They are medically known as skin abscesses, but we call them boils. I happen to call mine Herman. We’ve all had them: monster zit looking things that move into our faces and start raiding our proverbial refrigerators. They pop up overnight — quite literally — on chins and noses and foreheads. We attack with power scrubs and sea salt soaks and Qtips. They retaliate by getting bigger. They ooze green stuff and blood, and if you ignore them, they won’t go away.
Herman and I met in early October. He popped up just above my nose ring. At the time, I wore a stud and noticed that my piercing kind of hurt and looked a little red. I thought it was a pimple and pretty much ignored it, since the piercing had been healed for quite some time. Or so I thought.
I decided it was high time to get the actual nose ring I wanted instead of a stupid stud, so I went on a hunt at the mall. I finally found a ring that I’m not allergic to at the tattoo and piercing shop. One guy helped me pick out a ring and then their piercer put it in for me (see the TwitPic of it that day here). He told me that I have a keloid scar — a scar formed when new skin continues to scar even after healing — and recommended that I clean it with a tea tree oil based wash and put vitamin E oil on it to help break up the scar tissue.
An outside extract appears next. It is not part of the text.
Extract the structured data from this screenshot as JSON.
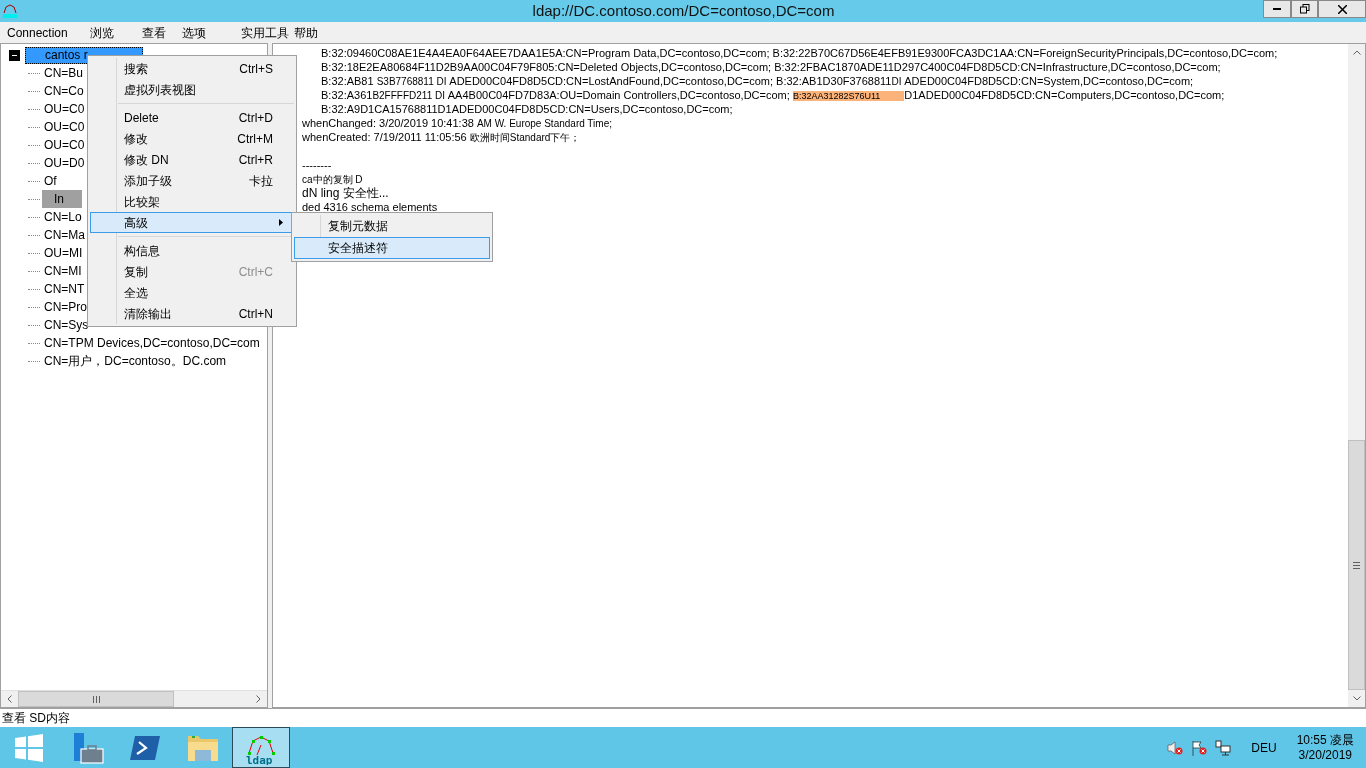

I went crazy trying to find the stuff he recommended, but could only find a Burt’s Bees tea tree oil blemish stick and Burt’s Bees vitamin E and lemon oil. I tried those for a few days and nothing seemed to happen, so next paycheck I went back to the shop and bought their tea tree oil aftercare wash. I asked them again what they thought the thing near my piercing was, and they again said it was a keloid. I didn’t think so, though, so I did hours of research when I got home.
See, keloids are hard, solid, dark or skin colored in appearance, and generally don’t hurt. The thing on my nose was soft, filled with some kind of liquid, and hurt like crazy. A few hours later, I determined that it was actually a boil. Luckily, most websites recommended the tea tree oil treatment, as well as hot compresses and sea salt soaks to draw out the infection — which is what I’ve now been doing, for weeks. This thing has been on my face for a month and recently moved in its wife Ethel and their baby Sweet Pea.
It’s now to the point where strangers are asking me about Herman, and it’s embarrassing (luckily, Ethel and Sweet Pea are hidden by my glasses). The thing is, if it just looked like a pimple, I’d be okay with that. But sometimes it starts to ooze and then crusts over, and I walk around looking like I have some kind of disease. I’ve managed to nearly get rid of it twice; it got really dry and flat, and I vowed to continue cleaning the crap out of it lest it come back… but it came back anyway.
My boil is like fucking Dracula.
I keep doing sea salt soaks. I keep washing it with tea tree oil. It bursts after the hot sea salt soak compresses, so then I clean it out with either more sea salt soak water, or the tea tree oil aftercare wash. Sometimes, after draining pus, it also drains blood, which is supposed to be a good thing, according to my research… so why won’t it go away?
I give up. Well, not really; it is, after all, my face. Like Casey said, if it wasn’t on my face, I wouldn’t care so much.
(Yes, that is how I look in the morning after washing my face and draining a boil for the nineteen-millionth time.)
Have you ever had a boil? How did you make it go away? Have I reached that point where I need to cry “uncle” and get an antibiotic?